Bunu bir batılı hayranlığı olarak yorumlamayı ya da hocalarının, ustalarının ve fotoğrafçı ağabeylerinin bugüne kadar onlardan sakladıkları şeylere bağlamayı okuyucuların ve fotoğrafçıların değerlendirmesine bırakıyorum.

Türkiye’de fotoğrafın ve fotoğrafçıların açık ufuklu, bilgi ve deneyimini bir tek kendi bildiğiyle sınırlamayan, en önemlisi de yaşamaya dünyadan bakabilen ve ancak böyle çoğalınabileceğine inanan insanlara o kadar çok ihtiyacı varken, nedense hep bir kapının arkasında durarak; yeni, farklı ve bilinmedik kapıları açmaya, dışarı bir adım atmaya ve dünyaya bakmaya cesaret edemiyoruz. Belki çekindiğimizden, kimi korkularımızdan ve belki de nasıl olacağını bilemediğimizden, ama sonuçta  kendimizi hep içimize hapsediyoruz.

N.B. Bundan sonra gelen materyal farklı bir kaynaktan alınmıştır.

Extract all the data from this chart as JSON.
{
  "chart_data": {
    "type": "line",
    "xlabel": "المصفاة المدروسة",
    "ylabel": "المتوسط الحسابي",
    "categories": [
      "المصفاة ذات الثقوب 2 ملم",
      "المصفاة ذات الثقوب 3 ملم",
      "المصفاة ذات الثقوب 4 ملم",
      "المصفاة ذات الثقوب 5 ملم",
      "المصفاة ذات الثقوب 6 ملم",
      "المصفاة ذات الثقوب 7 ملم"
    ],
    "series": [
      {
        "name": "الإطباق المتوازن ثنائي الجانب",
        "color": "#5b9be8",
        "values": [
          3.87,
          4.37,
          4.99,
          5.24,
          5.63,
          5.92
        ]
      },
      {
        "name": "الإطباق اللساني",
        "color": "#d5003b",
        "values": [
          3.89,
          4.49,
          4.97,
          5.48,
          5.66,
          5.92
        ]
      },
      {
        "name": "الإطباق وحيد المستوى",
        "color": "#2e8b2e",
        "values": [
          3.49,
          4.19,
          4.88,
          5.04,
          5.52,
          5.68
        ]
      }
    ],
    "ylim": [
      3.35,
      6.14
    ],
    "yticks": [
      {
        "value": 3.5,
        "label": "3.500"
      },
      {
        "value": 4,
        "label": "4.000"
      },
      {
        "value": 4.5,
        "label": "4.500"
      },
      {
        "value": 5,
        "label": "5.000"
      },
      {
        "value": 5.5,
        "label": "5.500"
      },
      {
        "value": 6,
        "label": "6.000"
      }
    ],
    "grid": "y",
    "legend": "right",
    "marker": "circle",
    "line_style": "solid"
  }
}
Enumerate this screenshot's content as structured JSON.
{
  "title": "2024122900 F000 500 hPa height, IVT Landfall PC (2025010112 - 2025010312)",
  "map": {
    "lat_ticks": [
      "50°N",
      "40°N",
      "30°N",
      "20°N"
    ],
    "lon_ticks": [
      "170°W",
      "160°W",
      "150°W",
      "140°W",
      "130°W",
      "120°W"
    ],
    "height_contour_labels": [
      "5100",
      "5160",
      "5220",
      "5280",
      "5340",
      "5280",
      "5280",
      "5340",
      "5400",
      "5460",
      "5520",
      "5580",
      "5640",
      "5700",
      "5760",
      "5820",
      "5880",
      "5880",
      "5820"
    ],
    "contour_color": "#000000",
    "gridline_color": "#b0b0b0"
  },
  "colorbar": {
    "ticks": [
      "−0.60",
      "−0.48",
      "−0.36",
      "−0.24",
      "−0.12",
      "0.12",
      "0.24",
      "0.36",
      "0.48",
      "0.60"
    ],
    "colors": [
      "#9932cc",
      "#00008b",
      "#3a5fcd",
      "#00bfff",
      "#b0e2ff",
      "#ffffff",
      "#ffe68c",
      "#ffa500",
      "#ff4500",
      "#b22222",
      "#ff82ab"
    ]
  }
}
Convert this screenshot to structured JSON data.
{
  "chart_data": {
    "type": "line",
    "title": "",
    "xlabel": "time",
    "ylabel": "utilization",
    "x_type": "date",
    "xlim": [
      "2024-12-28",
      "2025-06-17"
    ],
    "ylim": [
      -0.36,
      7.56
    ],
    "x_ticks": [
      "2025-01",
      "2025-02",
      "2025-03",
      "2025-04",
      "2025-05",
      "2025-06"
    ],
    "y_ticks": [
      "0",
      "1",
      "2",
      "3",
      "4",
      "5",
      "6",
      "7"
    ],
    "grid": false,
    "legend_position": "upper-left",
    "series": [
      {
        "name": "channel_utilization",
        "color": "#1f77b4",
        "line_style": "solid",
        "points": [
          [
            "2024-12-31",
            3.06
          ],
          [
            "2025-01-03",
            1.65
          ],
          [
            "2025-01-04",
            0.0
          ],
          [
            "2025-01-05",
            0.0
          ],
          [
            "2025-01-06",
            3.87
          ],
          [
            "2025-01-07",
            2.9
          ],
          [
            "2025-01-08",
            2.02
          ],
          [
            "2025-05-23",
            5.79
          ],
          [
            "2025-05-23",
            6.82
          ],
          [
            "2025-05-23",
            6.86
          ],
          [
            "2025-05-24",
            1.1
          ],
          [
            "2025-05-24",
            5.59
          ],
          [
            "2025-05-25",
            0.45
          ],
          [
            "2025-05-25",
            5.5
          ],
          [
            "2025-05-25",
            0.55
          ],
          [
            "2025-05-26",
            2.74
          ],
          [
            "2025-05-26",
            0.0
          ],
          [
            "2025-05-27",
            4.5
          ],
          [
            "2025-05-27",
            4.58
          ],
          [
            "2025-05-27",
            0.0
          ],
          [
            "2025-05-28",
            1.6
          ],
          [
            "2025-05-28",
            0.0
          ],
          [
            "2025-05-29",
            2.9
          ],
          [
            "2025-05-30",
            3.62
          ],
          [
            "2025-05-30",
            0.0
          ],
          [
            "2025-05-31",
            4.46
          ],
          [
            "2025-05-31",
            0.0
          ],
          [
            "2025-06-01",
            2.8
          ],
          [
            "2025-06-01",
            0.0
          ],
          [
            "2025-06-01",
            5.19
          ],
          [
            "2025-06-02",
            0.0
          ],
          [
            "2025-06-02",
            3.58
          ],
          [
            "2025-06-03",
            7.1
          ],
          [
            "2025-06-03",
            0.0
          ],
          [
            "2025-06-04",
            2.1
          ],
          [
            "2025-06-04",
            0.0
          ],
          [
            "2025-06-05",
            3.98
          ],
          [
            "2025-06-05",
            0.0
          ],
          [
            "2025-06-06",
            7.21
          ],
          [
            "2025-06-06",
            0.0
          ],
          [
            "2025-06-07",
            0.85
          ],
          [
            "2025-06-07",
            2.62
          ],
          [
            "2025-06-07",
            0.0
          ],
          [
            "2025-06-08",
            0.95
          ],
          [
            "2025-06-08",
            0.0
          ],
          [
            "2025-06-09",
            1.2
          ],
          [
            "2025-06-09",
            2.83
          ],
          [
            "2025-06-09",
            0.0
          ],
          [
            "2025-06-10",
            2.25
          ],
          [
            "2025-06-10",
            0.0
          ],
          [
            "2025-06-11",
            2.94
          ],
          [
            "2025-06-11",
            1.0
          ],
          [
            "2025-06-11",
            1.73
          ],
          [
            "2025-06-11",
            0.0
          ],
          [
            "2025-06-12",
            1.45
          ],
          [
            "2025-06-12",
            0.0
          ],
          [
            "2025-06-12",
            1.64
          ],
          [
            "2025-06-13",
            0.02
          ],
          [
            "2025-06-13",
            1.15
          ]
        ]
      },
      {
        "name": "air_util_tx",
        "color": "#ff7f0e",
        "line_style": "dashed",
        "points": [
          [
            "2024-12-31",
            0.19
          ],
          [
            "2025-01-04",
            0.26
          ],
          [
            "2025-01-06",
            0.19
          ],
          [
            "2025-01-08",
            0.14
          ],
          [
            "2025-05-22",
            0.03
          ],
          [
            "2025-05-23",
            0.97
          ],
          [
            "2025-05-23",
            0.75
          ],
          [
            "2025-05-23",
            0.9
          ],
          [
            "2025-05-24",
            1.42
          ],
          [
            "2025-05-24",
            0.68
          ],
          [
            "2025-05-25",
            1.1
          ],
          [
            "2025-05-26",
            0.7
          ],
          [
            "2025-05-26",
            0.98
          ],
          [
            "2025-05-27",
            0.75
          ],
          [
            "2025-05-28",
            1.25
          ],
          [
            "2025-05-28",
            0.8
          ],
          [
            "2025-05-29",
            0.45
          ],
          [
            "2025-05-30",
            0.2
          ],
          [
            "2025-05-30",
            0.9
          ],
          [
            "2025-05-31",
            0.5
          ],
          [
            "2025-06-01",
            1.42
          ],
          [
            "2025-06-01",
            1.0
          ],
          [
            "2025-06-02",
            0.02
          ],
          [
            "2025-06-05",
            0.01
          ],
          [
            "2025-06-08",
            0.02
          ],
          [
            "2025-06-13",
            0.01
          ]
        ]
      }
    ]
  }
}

Bilmediğimiz, katılmadığımız hatta tanımadığımız dünyaları, görüşleri ve insanları reddederek üç beş kişilik dar(alan) dünyalarda kısa paslaşmalarla fotoğraf ürettiğimize ve fotoğrafçı olduğumuza kendimizi sonuna kadar nasıl böyle inandırabildiğimize herhalde hep şaşıracağım. Taşların yerinden oynamasına bu kadar izin vermemekliğimiz, kalplerimizi taşlaştırıyor, gönüllerimizi renksizleştiriyor.

Sıkıştıkça sevmiyoruz.

Sevmedikçe duygularımız ölüyor, düşmanlıklarımız çoğalıyor.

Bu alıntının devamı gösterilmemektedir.